Pour le monkeypox, les conséquences pour les personnes ont heureusement été assez limitées. Mais il est certain qu’en entretenant un tel commerce, on joue avec le feu. Et à force de jouer au loto, un jour on finit par gagner.

La question-réponse suivante reflète également bien cette approche, qui se veut rationnelle, mais ne dépasse par la mentalité du chef d’entreprise s’occupant des comptes de la société en étant surtout tourné vers la question des profits.

JDLE – Quelle est la part, dans la survenue de maladies émergentes, des caractéristiques propres aux pathogènes, tels que bactéries et virus, et des facteurs humains?

François Moutou – Il est très difficile de séparer les deux phénomènes. Le temps de génération d’une bactérie est de l’ordre de quelques heures, ce qui lui laisse le temps de muter un nombre incommensurable de fois au cours de la vie d’un être humain. D’autre part, nous sommes actuellement 7 milliards de personnes sur Terre, la population ne cesse de croître. Or en épidémiologie, il y a des effets de seuil au-delà d’un certain effectif. Nous serons probablement 9 milliards d’individus en 2050, il est fort probable que de nouveaux phénomènes se produisent d’ici là.

Du fait de cette croissance démographique, l’homme a besoin de toujours plus de place, il continue à envahir des espaces jusqu’alors très peu habités. Par exemple, la forêt disparaît, ce qui crée de nouveaux contacts avec la faune sauvage, soit de manière directe avec l’homme, soit avec les élevages.

Les virus ne tombent pas du ciel, ils étaient déjà là où on les croise. Par exemple, il suffit de raser des forêts, d’y établir des élevages de porcs et d’y planter des arbres à lychees, comme cela se fait souvent.

Délogées de la forêt, les chauves-souris vont s’installer au-dessus des cochons, se nourrissant des fruits: l’homme crée ainsi des proximités entre diverses espèces qui ne se côtoyaient pas jusqu’alors, ce qui favorise les transmissions de microbes. L’homme n’est donc pas seulement une victime des maladies émergentes, il en est aussi acteur.
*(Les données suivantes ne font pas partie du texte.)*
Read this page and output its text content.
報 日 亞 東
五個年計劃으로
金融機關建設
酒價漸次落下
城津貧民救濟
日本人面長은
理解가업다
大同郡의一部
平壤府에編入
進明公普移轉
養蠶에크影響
Tout ce que dit François Moutou est d’un niveau terriblement faible. Cela peut aider quelqu’un ne reconnaissant pas la vie sur la planète Terre comme une globalité, comme un système, mais c’est tout sauf scientifique. On comprend très bien que seule la reconnaissance théorique (et pratique) de la Terre comme système global – ce que nous appelons symboliquement Gaïa – permet d’avoir un aperçu global cohérent.

Si on en est encore à constater que les interventions humaines ont un impact sur le reste de la Nature, on est mal parti, très mal parti!

Et c’est bien le cas, car comme le montre François Moutou, les humains pensent qu’ils ont un impact sur la Nature (et « malheureusement » réciproquement), c’est-à-dire qu’ils partent du principe qu’ils sont sortis de la Nature, qu’ils n’ont plus rien à voir avec elle.

Le citadin méprisant le pigeon a le même fond culturel que le scientifique « étonné » de voir que l’humanité a une interaction avec tout le reste du domaine de la vie…

C’était un étonnement peut-être compréhensible et acceptable il y a 300 ans. Mais en 2015, c’est un étonnement criminel, qu’il faut écraser, extirper des mentalités humaines. Sans quoi le déséquilibre sera tel que l’humanité sera alors, pour le coup, vraiment mis en-dehors de Gaïa, ce qui l’amènera à disparaître, alors que si elle est apparue au sein de la Terre comme système, c’est bien qu’elle a un rôle à jouer: protéger la Terre et sa vie.